I never use anything with the exception of peds when I'll put an oral airway in before extubating. Other exception is pumpkin heads who will get an oral airway before extubation. Using enough narcotics and keeping the patient warm precludes any need for more crap in their mouths.

I am not a crna yet. Maybe beyond my realm to comment. But as a CSU nurse I recover intuebated patients and none of them have bite blocks of any type. If I have trouble when they wake up I will stick one in if I can't calm them verbally, or with additional sedation until they wake up cooperative.

again with the nevers.....

i use alot...alot...alot of narcs... but every great once in awhile you get that person who doesn't react the way one would predict... lately i haven't been using anything...but i am sure it will bite me in the a$$ soon enough.

Funny, we were just talking about this today.

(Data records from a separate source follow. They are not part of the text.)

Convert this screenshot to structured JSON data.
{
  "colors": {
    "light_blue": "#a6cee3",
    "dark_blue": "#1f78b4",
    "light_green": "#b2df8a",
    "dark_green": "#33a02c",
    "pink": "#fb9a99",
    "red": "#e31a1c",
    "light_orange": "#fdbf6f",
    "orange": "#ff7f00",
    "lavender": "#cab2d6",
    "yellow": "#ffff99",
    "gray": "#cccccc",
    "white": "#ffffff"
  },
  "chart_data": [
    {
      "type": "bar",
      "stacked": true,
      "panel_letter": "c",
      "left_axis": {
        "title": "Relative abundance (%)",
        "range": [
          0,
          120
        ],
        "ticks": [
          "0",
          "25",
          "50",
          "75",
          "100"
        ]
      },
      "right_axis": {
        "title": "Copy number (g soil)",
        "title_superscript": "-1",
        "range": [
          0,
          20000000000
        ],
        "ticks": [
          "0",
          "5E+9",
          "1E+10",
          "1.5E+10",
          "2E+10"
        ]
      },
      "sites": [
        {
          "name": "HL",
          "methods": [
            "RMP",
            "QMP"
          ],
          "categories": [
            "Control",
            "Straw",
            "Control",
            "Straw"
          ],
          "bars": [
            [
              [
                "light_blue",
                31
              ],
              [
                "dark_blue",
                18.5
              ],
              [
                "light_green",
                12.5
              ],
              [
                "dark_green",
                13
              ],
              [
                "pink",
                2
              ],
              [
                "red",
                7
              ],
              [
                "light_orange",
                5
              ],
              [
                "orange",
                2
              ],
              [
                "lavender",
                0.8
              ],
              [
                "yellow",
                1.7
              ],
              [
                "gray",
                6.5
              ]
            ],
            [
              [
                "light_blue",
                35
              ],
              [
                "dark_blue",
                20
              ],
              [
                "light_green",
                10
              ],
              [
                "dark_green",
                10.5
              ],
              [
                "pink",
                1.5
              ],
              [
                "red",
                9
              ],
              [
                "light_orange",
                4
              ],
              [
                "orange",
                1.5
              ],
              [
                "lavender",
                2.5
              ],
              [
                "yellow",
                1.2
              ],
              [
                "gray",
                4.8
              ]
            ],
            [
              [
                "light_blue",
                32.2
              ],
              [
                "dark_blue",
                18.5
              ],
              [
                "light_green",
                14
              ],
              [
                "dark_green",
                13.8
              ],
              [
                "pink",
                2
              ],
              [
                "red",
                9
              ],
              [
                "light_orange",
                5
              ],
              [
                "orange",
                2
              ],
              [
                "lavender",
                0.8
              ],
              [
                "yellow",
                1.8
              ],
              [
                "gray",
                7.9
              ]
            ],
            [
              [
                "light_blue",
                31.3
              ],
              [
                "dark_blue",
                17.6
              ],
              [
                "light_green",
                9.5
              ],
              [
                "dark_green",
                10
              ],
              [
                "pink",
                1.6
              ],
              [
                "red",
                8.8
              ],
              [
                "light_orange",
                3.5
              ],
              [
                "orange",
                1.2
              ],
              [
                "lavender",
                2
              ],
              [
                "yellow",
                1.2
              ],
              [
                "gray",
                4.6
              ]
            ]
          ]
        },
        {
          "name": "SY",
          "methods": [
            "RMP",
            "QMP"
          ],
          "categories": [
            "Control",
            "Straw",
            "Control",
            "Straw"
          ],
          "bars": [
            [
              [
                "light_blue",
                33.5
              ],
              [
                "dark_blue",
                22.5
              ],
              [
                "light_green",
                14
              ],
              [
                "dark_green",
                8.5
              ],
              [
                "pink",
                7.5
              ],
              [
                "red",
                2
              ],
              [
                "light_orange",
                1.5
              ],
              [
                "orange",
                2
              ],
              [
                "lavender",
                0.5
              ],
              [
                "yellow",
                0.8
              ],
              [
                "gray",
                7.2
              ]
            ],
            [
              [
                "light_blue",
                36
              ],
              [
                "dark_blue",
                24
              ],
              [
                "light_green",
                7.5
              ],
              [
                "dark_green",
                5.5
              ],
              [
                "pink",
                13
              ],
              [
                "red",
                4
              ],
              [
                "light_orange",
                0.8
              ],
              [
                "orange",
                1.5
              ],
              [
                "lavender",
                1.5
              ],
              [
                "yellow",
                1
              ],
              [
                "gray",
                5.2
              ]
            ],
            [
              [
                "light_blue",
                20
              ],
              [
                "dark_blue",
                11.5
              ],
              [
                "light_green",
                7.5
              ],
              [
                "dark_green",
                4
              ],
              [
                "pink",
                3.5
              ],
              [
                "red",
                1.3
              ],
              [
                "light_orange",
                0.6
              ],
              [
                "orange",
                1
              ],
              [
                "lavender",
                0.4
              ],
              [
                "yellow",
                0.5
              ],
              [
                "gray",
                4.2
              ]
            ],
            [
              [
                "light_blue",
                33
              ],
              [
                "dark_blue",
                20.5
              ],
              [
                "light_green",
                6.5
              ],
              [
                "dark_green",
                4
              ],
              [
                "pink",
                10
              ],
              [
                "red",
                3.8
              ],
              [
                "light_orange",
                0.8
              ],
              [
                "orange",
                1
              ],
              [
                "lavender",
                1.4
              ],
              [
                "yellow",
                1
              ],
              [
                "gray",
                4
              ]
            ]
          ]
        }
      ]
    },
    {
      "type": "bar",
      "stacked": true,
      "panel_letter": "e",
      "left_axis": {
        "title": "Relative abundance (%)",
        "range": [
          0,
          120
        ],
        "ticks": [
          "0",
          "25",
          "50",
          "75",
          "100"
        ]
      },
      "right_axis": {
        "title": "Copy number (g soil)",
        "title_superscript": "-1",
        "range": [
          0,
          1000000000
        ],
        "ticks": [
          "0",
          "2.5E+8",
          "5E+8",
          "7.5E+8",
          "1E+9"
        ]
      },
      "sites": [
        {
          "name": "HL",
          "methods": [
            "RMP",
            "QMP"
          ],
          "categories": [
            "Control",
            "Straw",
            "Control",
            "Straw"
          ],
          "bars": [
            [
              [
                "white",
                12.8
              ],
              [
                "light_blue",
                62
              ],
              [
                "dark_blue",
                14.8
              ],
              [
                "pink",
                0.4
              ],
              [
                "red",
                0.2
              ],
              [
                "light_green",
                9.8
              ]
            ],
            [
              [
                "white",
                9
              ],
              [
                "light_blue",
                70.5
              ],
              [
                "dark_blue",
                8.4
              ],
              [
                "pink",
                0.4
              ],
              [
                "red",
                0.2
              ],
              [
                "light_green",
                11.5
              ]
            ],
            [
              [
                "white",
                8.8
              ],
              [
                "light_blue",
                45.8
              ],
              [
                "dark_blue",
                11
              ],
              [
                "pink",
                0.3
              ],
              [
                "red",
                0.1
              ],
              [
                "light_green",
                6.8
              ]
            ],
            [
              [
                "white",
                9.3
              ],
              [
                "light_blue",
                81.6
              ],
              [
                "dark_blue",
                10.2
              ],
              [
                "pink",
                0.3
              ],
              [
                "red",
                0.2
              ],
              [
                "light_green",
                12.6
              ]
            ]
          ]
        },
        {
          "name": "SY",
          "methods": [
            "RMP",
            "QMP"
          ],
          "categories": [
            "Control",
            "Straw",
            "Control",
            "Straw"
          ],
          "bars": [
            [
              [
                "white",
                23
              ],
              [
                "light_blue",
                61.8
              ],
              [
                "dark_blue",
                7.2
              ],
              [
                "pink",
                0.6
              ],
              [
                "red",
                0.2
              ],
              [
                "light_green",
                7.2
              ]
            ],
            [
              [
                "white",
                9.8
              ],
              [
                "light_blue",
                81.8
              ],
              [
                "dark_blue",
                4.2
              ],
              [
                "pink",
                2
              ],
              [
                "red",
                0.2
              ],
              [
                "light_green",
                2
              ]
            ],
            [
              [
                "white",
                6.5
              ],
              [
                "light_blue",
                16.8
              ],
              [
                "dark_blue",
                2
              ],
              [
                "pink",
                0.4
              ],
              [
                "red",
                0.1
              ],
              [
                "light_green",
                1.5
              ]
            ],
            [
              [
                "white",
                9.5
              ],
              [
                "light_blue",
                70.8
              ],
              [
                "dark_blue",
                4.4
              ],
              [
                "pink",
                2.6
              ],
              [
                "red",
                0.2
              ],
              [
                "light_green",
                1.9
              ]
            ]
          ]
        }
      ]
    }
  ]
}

This would be a great (and simple) research project. Im experimenting, always used OA's as bite blocks on emergence, just recently started using a "soft gauze" bite block, and I seem to have noticed less gagging on emergence. This is what I LOVE about anesthesia, there are a million ways to do things, and it never gets boring!!!:smiley_aa

i use alot...alot...alot of narcs... .

My main facility is heavy with the narcotics and I love it. One MD actually intubates most hearts with 30mls Fentanyl followed by 10mg norcuron, then a good 30ml flush of Fentanyl. Now I have never used drugs in my life, nor do I want to, but I honestly wonder what these people experience when induced in this manner.

What I probably like most is heavy MACs with versed, fentanyl, and propofol boluses. Our facitlity is not too big on Ketamine and sometimes I wish I could administer it more. I wish I could mix the gtt that Yoga talked about, by my OR pharmacist I believe would have a stroke. People talk about heavy MACs like it isn't a big deal. What BS. The BIS will read anywhere from 47-low 60s on these patients. They will go through an entire operation (hernia repair) and never move. Pulling off a beautiful MAC is a wonderful challenge.

Fentanyl is king here in the southeast. I have friends at very low narcotic areas, we sit and trade stories. They can't believe the amount of narcotics we give.

A couple of weeks ago I gave my as-yet-to-date biggest dose of Fentanyl: 97 mls during a 12 hour cardiac-related procedure. I hated to return the last three, but I could not justify administration.

For those of you having trouble conceptualizing this dose, yeah, I said 97 mls.

97 mls @ 50 mcg/ml = 4850 mcg of fentanyl.

Specializes in Theatre.

In the land of OZ where I work bite blocks are not used with ETTs. Occassionally a guedel might be inserted if problems are anticipated on extubation. We use thick gauze bite blocks inserted between the molars if possible during ECTs.